私の先生に対する想いを伝えたところで大人たちは、菱川先生を一方的に非難するだろうから。私は、私のために手を放した。
「誰かに見つかって先生と居られなくなることは嫌です。それに緒方さんと成人するまではお世話になると約束しました」
「それじゃぁ見つかる前に、俺が他の塾に移ろうか。それなら問題ないでしょう」
最初からそうだった。先生は自身の仕事を軽んじていて、私のために辞めると言うのだ。
「私は先生の数学の講義が好きで、だから、」
「俺の好きなところは講義だけ?」
私の言葉は意地悪な問いによって遮られる。
「それに家でもハナちゃんには数学を教えられるよ」
「…そういうこと、言うの、止めてください」
キラキラとしたイルミネーションが見えてきたが、浮かれるはずの心は反対に沈んでいく。
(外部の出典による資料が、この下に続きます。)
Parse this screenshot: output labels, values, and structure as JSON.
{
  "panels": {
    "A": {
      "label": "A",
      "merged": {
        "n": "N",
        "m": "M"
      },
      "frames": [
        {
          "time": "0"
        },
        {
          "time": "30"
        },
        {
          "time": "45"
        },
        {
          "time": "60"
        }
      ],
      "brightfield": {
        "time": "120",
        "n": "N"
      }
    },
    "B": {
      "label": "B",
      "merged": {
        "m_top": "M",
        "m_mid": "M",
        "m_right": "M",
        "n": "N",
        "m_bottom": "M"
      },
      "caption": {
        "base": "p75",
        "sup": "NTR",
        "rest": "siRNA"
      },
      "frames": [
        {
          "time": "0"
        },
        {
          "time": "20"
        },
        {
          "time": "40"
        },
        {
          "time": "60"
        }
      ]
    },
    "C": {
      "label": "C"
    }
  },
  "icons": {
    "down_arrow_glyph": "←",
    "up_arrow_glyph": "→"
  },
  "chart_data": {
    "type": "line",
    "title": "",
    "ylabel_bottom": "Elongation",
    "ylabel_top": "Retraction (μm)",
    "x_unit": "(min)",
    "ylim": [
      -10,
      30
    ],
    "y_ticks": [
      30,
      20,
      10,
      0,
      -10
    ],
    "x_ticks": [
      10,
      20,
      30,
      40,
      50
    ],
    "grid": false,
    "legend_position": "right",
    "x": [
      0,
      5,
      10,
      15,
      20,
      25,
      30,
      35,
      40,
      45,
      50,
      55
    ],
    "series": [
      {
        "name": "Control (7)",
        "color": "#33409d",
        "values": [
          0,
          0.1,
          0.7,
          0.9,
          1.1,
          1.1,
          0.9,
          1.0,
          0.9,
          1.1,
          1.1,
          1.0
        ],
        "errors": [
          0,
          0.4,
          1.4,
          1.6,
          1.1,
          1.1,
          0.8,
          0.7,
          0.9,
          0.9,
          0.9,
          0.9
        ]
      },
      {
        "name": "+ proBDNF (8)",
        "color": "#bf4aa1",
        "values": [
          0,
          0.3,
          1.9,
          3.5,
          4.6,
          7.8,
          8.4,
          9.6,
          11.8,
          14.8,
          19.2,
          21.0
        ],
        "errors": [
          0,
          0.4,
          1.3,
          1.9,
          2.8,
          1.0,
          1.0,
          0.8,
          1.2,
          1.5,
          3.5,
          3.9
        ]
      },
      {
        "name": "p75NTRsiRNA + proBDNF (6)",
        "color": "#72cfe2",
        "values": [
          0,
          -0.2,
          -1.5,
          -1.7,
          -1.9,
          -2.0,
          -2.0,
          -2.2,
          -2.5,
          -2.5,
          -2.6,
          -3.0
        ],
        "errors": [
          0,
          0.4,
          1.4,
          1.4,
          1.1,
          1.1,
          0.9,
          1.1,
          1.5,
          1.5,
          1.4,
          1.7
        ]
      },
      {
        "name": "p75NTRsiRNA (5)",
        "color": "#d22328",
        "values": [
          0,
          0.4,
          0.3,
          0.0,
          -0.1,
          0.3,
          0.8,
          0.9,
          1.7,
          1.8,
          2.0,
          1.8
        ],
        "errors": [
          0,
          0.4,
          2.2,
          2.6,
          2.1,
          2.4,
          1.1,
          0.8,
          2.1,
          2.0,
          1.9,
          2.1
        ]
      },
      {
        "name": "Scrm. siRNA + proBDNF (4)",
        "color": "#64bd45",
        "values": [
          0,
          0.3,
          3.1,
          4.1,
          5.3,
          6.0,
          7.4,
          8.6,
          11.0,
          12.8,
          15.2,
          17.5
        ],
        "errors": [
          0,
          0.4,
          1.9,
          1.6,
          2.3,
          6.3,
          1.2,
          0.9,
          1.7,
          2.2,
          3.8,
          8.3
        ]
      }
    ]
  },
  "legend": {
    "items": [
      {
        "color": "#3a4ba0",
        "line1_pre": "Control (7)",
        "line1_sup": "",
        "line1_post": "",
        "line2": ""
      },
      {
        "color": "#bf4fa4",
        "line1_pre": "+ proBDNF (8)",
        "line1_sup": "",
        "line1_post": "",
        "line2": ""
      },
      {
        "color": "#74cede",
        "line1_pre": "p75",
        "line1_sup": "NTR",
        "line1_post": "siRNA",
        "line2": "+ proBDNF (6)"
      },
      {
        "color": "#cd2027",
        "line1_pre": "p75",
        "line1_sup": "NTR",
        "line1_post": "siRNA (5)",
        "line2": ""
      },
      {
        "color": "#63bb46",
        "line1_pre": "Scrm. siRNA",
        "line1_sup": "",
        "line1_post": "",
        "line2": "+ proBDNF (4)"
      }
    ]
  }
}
「私のために塾を辞めて、どうするんですか?一生、私の言いなりですか?そうやって私のことを優先して、先生自身を殺すような生き方止めて欲しいです。今日だって、」
駄目だ、掘り返すな。見なかったことにしないと。
「今日だって?」
「なんでもないです…」
今日だって、あなたは私よりも佐渡先生を優先すべきだった。
そう口にしてしまえば素敵な夜が台無しになってしまうから、言えない。